With such a drastic change in color in going from ruby to emerald resulting from a relatively small change in the ligand field, what might result from half a change in the ligand field? The extremely rare and precious gemstone alexandrite. The absorption bands are so delicately balanced in alexandrite that in blue-rich daylight or the light from a fluorescent-tube lamp we see an intense blue-green color, resembling that of an emerald, while in red-rich candlelight or the light from an incandescent lamp we perceive a deep red color, somewhat like a ruby. Nature has accomplished the nearly impossible task of providing a truly intermediate color between the green of emerald and the red of ruby.

A synthetic alexandrite gemstone, 5 mm across, changing from a reddish color in the light from an incandescent lamp to a greenish color in the light from a fluorescent tube lamp.

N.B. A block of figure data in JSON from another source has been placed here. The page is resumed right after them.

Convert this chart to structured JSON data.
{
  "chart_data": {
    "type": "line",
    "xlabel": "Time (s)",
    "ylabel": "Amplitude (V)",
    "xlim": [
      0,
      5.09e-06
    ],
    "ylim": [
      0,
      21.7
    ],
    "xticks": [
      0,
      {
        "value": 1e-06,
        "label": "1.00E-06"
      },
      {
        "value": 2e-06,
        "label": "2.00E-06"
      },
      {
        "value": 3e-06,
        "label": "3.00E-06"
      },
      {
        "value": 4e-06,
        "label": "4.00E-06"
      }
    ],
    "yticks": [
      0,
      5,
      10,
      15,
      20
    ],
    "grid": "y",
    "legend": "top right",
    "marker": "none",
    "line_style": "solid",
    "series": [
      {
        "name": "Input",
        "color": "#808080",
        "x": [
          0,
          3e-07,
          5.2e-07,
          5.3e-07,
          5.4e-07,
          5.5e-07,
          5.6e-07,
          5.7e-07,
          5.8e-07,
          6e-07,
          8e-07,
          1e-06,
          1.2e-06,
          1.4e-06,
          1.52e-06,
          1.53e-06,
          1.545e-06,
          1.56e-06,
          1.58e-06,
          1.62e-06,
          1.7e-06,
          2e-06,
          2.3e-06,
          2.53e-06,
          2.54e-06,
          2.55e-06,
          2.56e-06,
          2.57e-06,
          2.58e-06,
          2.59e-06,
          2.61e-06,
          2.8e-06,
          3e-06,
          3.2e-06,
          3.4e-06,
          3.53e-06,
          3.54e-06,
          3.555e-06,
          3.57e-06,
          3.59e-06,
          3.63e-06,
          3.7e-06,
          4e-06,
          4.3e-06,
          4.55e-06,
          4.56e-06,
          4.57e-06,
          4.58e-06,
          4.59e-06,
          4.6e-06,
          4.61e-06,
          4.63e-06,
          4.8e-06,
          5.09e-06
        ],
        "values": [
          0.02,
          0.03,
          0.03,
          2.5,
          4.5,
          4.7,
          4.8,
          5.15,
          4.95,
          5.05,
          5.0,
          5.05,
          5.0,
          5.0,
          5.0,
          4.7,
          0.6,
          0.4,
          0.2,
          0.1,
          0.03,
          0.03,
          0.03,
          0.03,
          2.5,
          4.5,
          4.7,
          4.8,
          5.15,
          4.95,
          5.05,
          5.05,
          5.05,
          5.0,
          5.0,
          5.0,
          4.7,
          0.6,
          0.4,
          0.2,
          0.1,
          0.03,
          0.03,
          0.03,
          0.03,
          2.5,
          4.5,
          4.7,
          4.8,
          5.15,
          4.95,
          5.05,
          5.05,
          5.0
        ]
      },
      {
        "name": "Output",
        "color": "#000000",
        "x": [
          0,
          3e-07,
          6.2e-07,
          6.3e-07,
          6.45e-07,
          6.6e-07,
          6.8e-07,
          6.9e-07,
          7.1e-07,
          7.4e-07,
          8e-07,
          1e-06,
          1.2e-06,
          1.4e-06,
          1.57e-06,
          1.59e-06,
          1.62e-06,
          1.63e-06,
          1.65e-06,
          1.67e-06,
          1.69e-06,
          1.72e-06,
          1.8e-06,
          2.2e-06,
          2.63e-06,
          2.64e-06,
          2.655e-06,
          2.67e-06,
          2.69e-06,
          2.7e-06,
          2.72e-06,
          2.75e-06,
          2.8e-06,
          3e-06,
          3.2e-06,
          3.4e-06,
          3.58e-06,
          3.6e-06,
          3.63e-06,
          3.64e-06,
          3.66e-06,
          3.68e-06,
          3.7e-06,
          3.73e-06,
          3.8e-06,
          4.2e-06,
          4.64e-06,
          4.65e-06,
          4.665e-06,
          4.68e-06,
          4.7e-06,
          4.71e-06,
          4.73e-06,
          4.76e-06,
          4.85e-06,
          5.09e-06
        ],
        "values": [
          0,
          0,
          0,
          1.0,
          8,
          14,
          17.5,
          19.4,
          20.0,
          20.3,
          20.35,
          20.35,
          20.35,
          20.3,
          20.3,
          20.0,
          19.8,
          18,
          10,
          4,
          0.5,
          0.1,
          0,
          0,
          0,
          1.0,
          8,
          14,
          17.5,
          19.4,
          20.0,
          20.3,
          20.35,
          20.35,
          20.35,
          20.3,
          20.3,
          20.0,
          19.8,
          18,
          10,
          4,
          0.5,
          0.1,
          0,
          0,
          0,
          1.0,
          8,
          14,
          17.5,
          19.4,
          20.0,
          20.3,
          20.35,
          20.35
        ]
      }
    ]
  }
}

The purple-orange dichroism (Cr3+ ligand field colors) in a 3-cm-diameter synthetic ruby; the arrows indicate the electric vectors of the polarizers. One result of the symmetry of the ligand field is "pleochroism," the existence of up to three colors in different directions in a crystal. The two "dichroic" colors, orange and purple, are seen with polarized light in a ruby.

The variation of the ligand field and the color in the mixed system of colorless sapphire Al2O3 and chrome green Cr2O3. As the chromium concentration of a ruby is increased, there is a change from red through gray to green as the ligand field becomes weaker; pure chromium oxide Cr2O3 is the dark-green pigment chrome green. A specimen on the red side of gray can be turned green by heating it to cause a reduction of the ligand field, as the atoms move apart from thermal expansion in "thermochromism"; in the reverse phenomenon "piezochromism," green can be turned red by the application of pressure. Not to scale.

Allotropic and idiochromatic substances

When small amounts of transition metals provide color in otherwise colorless substances, they are termed "allochromatic" (other-colored). Examples include many gemstones, such as the chromium-based ruby, emerald, and alexandrite; the manganese-containing pink-colored morganite form of beryl; and the iron-colored blue and green aquamarines, yellow citrine, and green jade (in part). Some colors in glass, glazes, and enamels are also based on transition-metal compounds or impurities.

"Idiochromatic" substances are those where the color is due to some inherent constituent of the mineral and are referred to as self-colored. They have a limited range of color compared to "allotropic" substances. Idiochromatic and allochromatic transition-metal substances are colored for the same reason, but idiochromatic compounds include pigments such as the green viridian Cr2O(OH)4 and the chrome-oxide green; the blue smalt glass K2CoSi3O8 and Thenard’s blue, Al2CoO4; gems such as pink rhodochrosite MnCO3 and green malachite 2CuCO3.Cu(OH)2; and minerals and ores such as brown manganite MnO(OH), red iron ore Fe2O3, yellow goethite FeO(OH), and green bunsenite NiO.

Radiating malachite formations within a host rock

Reddish brown goethite hosting radiating sprays of olive green laubmannite to 3 cm across.

Yellow crystals of helvite on quartz and pink rhodochrosite.